Is connectivity good or bad for various topics you work on?
Average Path Length
The average path length for a graph is given by averging the length of the shortest paths between vertices. We can derive what I will refer to as, \(\bar{PL}\) for a simple undirected graph as:
\[\bar{PL} = \frac{2\cdot\sum_{i\neq j}d(i,j)}{|V|(|V|-1)}\]
Where \(\sum_{i\neq j}d(i,j)\) is the number of all shortest paths between the \(i^{th}\) and \(j^{th}\) vertices repeated across all vertex pairs divided by the total number of possible links, \(|E|_{max}\). Once again, this can be extended to digraphs without self-loops by:
\[\bar{PL} = \frac{\sum_{i\neq j}d(i,j)}{|V|(|V|-1)}\]
In a graph, we can once again use \(\texttt{R}\) to obtain the \(\bar{PL}\) by:
mean_distance(x)
[1] 1.533333
In this case, \(\texttt{igraph}\) is using the weights of the connections in \(x\) as a distance rather than treating the links as binary.
Diameter
Diameter of a graph is a much simpler concept than many of these other metrics we’ve covered thus far because it is quantifying the… well.. diameter of the graph. In this case, the diameter is simply the length of the longest, shortest path. Which may not seem intuitive at first. We can try to explain this concept.
The concept of the “shortest” path is one of efficiency of information travel. Many systems arrange themselves in ways that maximize their efficiency. Likewise, man-made networks such as transportation networks are often build with efficiency in mind because money dictates the degree of inefficiency that is tolerable. Thus, while there may be many ways to traverse through a graph, often, we expect information within a graph to travel efficiently. That is; via the shortest path.
Now, the diameter is given by the “longest, shortest path” and can be derived for an undirected simple graph by:
\[Diameter = \arg\max_{\{i,j\}\in V} d(i,j)\] where the diameter is defined as the maximum distance between an unordered pair, \(\{i,j\}\in V\).
We can express this in \(\texttt{R}\) via the function:
diameter(x)
[1] 3
Now, there are a myriad of other metrics for both local and global descriptions of graphs/networks that we are leaving out. That’s not to say that these other metrics are not important. Rather, it’s that the list could go on indefinitely.

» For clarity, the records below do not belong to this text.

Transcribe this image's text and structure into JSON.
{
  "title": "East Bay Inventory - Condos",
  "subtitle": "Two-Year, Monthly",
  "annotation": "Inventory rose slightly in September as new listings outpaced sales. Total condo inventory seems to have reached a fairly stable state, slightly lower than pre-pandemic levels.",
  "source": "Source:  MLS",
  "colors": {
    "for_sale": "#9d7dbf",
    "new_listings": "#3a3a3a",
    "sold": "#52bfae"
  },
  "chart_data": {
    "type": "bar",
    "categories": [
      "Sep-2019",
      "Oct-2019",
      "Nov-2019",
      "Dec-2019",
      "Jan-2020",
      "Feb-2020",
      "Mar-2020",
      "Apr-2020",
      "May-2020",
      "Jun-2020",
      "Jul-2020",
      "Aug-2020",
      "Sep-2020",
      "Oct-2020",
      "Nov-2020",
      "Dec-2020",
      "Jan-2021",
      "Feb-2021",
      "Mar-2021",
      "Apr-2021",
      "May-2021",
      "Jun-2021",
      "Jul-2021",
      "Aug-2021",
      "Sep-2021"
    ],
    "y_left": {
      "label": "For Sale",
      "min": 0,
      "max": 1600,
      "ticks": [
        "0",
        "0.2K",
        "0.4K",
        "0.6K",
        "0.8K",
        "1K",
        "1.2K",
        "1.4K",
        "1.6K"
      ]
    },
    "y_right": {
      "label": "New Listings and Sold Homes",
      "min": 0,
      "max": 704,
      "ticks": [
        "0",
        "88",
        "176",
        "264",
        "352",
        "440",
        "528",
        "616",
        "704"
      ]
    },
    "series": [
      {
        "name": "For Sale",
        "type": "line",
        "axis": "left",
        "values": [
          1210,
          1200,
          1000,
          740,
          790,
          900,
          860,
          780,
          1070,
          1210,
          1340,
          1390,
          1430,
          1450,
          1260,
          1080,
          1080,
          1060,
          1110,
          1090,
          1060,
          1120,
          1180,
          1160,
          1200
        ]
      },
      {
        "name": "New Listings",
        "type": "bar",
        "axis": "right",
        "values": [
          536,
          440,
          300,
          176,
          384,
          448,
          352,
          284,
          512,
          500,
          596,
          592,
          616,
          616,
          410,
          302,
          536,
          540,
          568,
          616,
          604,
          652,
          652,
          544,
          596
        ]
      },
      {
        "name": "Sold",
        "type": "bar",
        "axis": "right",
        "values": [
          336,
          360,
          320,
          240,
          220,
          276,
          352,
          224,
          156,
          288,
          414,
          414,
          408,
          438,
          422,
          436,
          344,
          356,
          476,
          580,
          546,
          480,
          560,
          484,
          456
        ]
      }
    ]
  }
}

Broadly, I would like to ask you to consider how each of these metrics may or may not align with graphs constructed in your own fields. Is centrality something we might care about? If so, which metrics are more relevant?
Bringmann et al. (2019) discuss the applicability for these centrality indices to networks of psychological constructs. These arguments stem from how information in a psychological network comprised of many symptoms traverses the network. They use examples related to epidemiological and transportation-based systems where efficiency is often maximized deliberately.
Can we make the case that symptoms self-order? Do they take the most efficient route?